One night twenty years ago, a drunken, love-sick youth sang 'Never Gonna Give You Up' very loudly below my window late into the night, pausing only to vomit on the pavement.
No, he wasn't singing it to me. Well, obviously not or I would have dragged him inside after the first two verses.
He was presumably singing it to his girlfriend who had made her excuses and left after (a) he started singing or (b) threw up over her shoes.
But that vignette sums up the song for me. No, you cynical bastards, not because it makes me vomit but because it's a song about First Love in all its deluded optimism.
First Love is always forever. You're never gonna tell a lie or make them cry or say goodbye or let them down or run around. (Those song-writing solicitors, Stock, Aitken and Waterman, certainly knew how to rhyme).
It's the only time when there isn't a little voice in your head telling you not to be so fucking stupid and warning you that it will probably end in tears.

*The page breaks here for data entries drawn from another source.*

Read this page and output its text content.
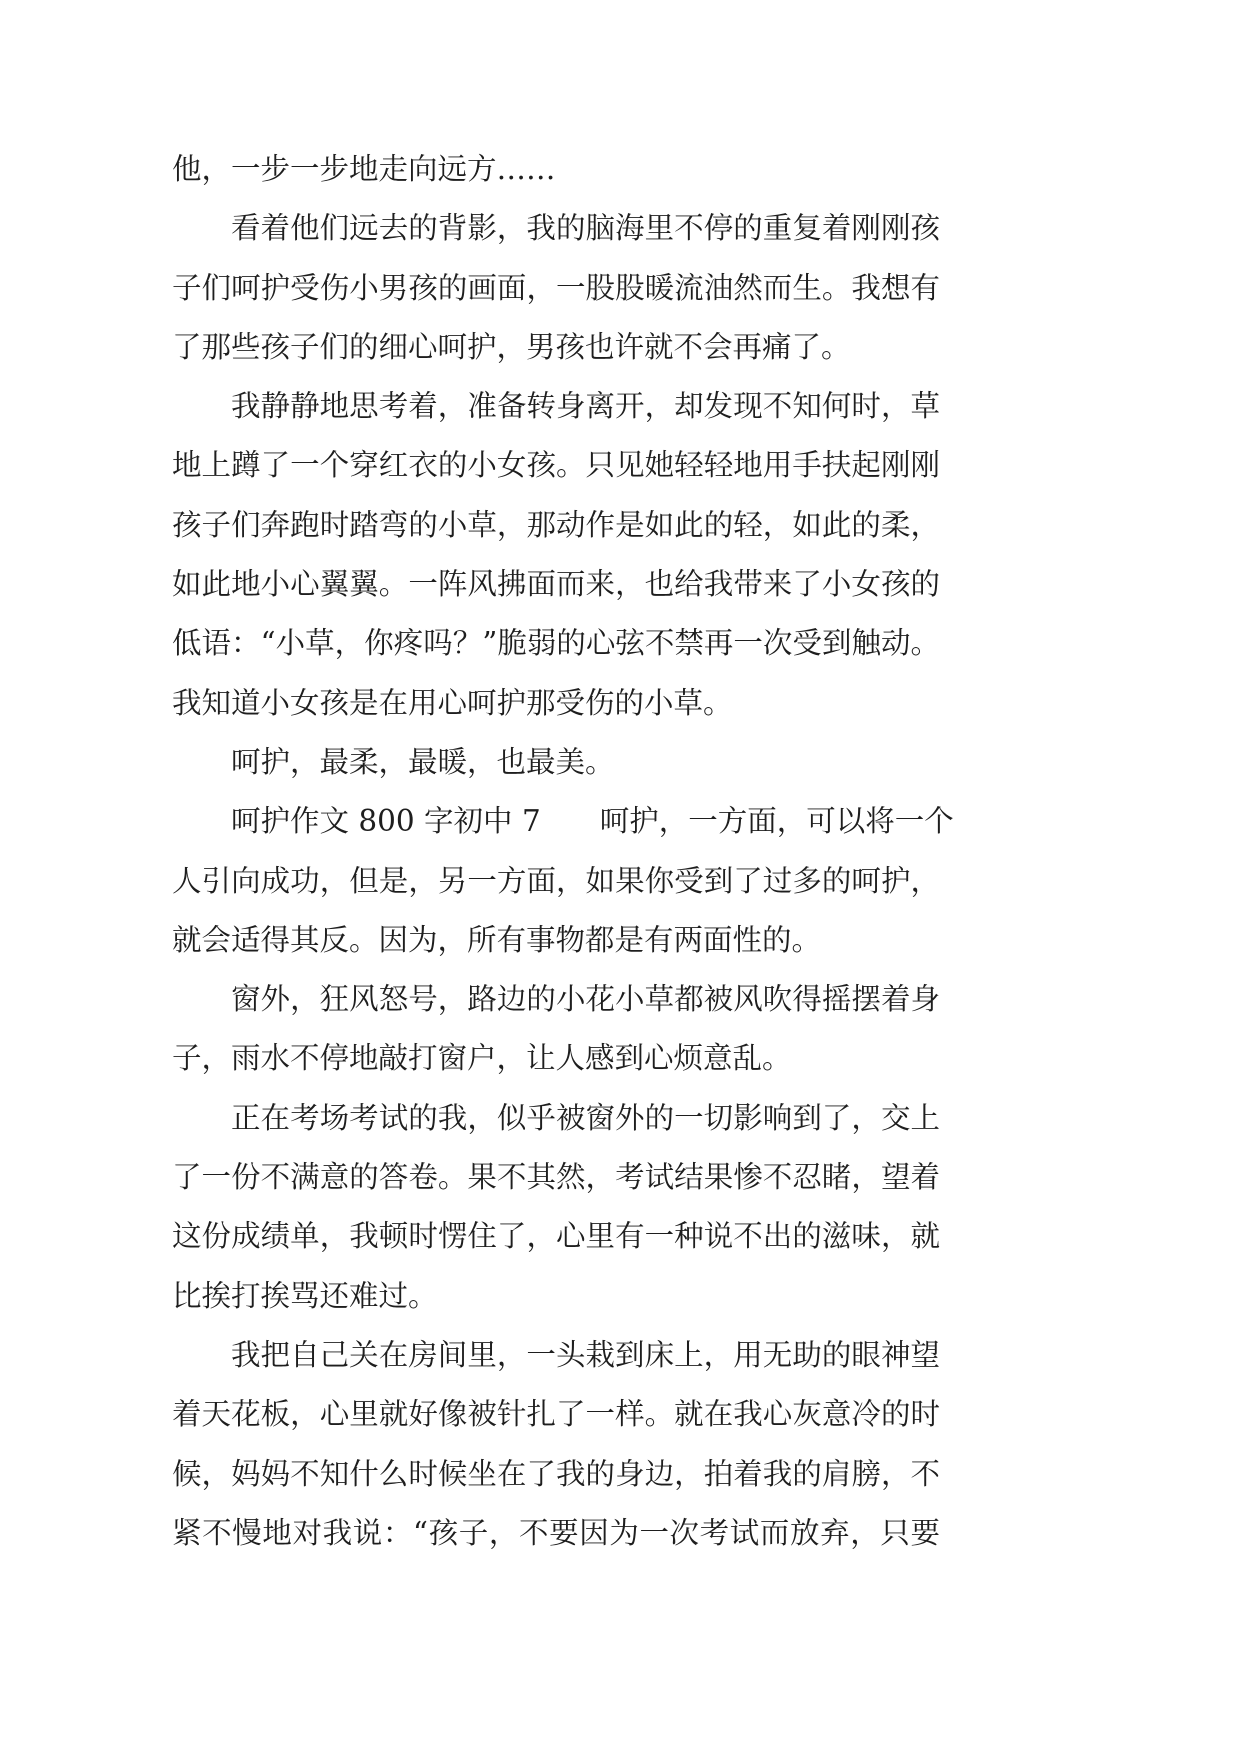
他，一步一步地走向远方……
看着他们远去的背影，我的脑海里不停的重复着刚刚孩
子们呵护受伤小男孩的画面，一股股暖流油然而生。我想有
了那些孩子们的细心呵护，男孩也许就不会再痛了。
我静静地思考着，准备转身离开，却发现不知何时，草
地上蹲了一个穿红衣的小女孩。只见她轻轻地用手扶起刚刚
孩子们奔跑时踏弯的小草，那动作是如此的轻，如此的柔，
如此地小心翼翼。一阵风拂面而来，也给我带来了小女孩的
低语：“小草，你疼吗？”脆弱的心弦不禁再一次受到触动。
我知道小女孩是在用心呵护那受伤的小草。
呵护，最柔，最暖，也最美。
呵护作文 800 字初中 7　　呵护，一方面，可以将一个
人引向成功，但是，另一方面，如果你受到了过多的呵护，
就会适得其反。因为，所有事物都是有两面性的。
窗外，狂风怒号，路边的小花小草都被风吹得摇摆着身
子，雨水不停地敲打窗户，让人感到心烦意乱。
正在考场考试的我，似乎被窗外的一切影响到了，交上
了一份不满意的答卷。果不其然，考试结果惨不忍睹，望着
这份成绩单，我顿时愣住了，心里有一种说不出的滋味，就
比挨打挨骂还难过。
我把自己关在房间里，一头栽到床上，用无助的眼神望
着天花板，心里就好像被针扎了一样。就在我心灰意冷的时
候，妈妈不知什么时候坐在了我的身边，拍着我的肩膀，不
紧不慢地对我说：“孩子，不要因为一次考试而放弃，只要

If you were a teenager in the eighties you could take it at face value and sing along after eight pints of Heineken.
If, like me, you were just a little older, you could simply enjoy its repetitive, upbeat optimism and fondly recall the time you would have believed every clichéd word of it.
I still like it.
I always will.
And if no bastard is going to Rick-Roll me, I might be reduced to shouting requests out the window when the pubs throw out.
You never know, the vomiting youth of twenty years ago might pass by again. I wonder how many lies he's told, how many people he's made cry and how many times he's said goodbye in the intervening years? And has his singing improved?
Questions to ponder as I wash the vomit from my doorstep.